Ik wilde altijd graag een mysterieus type zijn, stille wateren, diepe gronden. Dat heeft er nooit ingezeten.
‘Iemand zei dat ik een revenge dress moest kopen voor het moment waarop ik je weer zag,’ ging ik verder. ‘Maar dat leek me in jouw geval nergens op slaan. Dus ik heb mijn huis opgeruimd. Gezogen. Het oud papier volledig zelfstandig weggegooid. Gedweild.’
‘Het is echt netjes,’ zei Oscar.
‘Ken je prinses Diana’s jurk?’ vroeg ik.
Oscar schudde zijn hoofd en greep in zijn broekzak.
‘Hier,’ zei hij terwijl hij me mijn huissleutels gaf. ‘Deze krijg je weer terug.’
‘O ja,’ zei ik. 
Ik stond op om Oscar zijn huissleutels van een plankje in de hal te pakken.
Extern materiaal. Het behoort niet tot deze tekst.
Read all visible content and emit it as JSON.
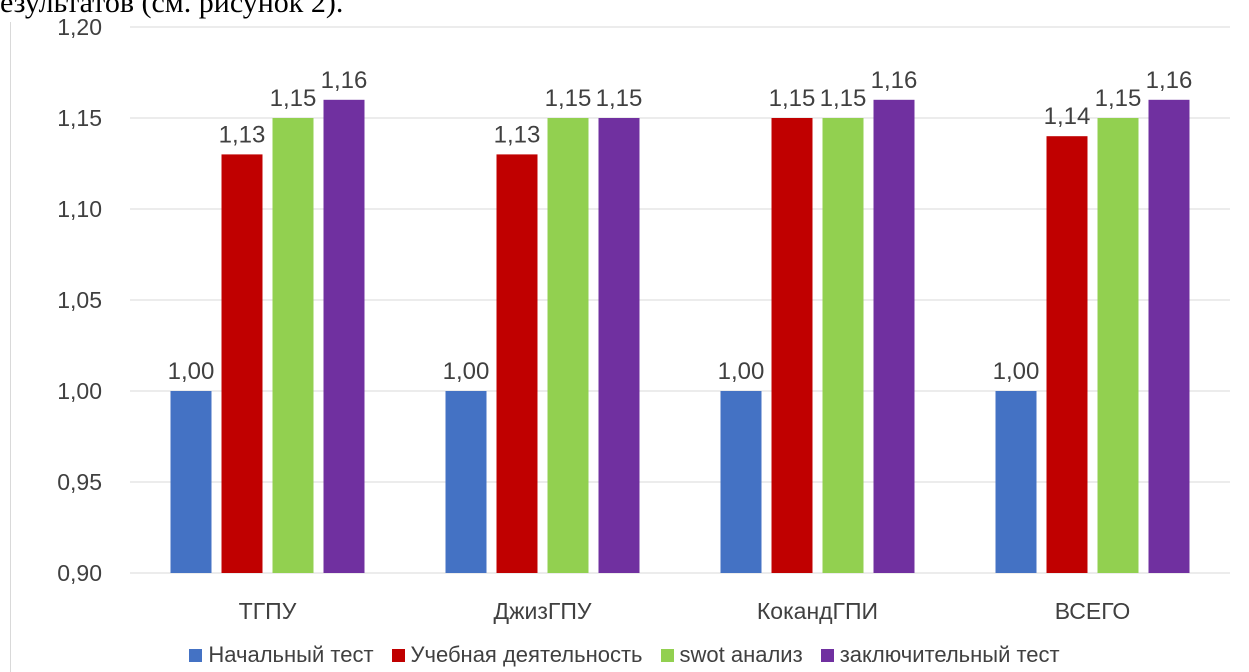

‘Wat een kutmoment,’ zei ik met mijn rug naar hem toe. Mijn keel zat dichtgedrukt.
‘Toen we de vorige keer sleutels uitwisselden was het feestelijker,’ zei Oscar. Zijn stem klonk klein. 
Oscar stond ook op van de bank. Hij rekte zich onhandig uit.
‘Ik denk dat ik maar eens ga,’ zei hij.